A recent study of high dose IV ascorbic acid in ovarian cancer patients indicated that ascorbic acid treatment combined with standard chemotherapy (paclitaxel) reduces certain toxicities associated chemotherapy and might increase survival.
Dr. Channing Paller is conducting a randomized phase 2 clinical trial comparing docetaxel plus IV ascorbic acid (1g/kg, 3 times per week) versus docetaxel plus IV fluid (placebo) in mCRPC patients. The primary outcomes will be PSA response and reduction of chemotherapy-related toxicities.Key secondary outcomes include radiographic progression free survival, safety, quality of life, and the need for dose reductions of docetaxel.Laboratory correlates including pharmacokinetics of ascorbic acid and docetaxel and oxidative stress levels. Biomarkers of resistance to docetaxel will also be investigated.This clinical trial activates in spring 2016 and will be conducted at Johns Hopkins University and partnering sites.
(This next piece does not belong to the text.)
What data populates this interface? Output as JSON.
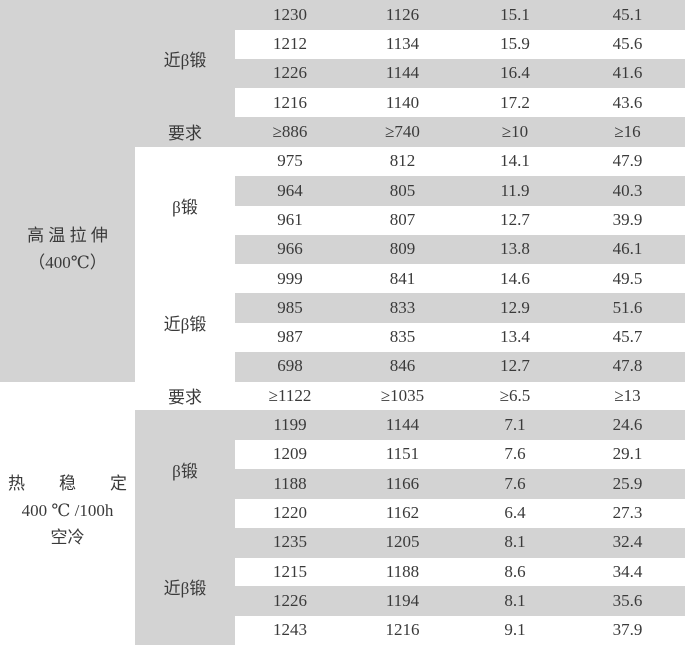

Channing J Paller, M.D, is Assistant Professor of Oncology at the Johns Hopkins University School of Medicine. Dr. Paller earned her M.D. at Harvard Medical School and completed her medical residency at the Johns Hopkins Hospital, where she was a member of the Osler Housestaff Program, and her Fellowship in Medical Oncology at the Johns Hopkins Kimmel Cancer Center. As an investigator, Dr. Paller is focused on translational research and clinical trials of developmental therapeutics in prostate and other solid tumors. Dr. Paller actively participates in the Johns Hopkins Kimmel Cancer Center Phase I program, with a concentration on the rigorous evaluation of natural products. She focuses on novel clinical trials of immunotherapy (TGFBR inhibitor) and natural products in men with prostate cancer or other solid tumors including pomegranate, muscadine grape skin, vitamin C, and mistletoe.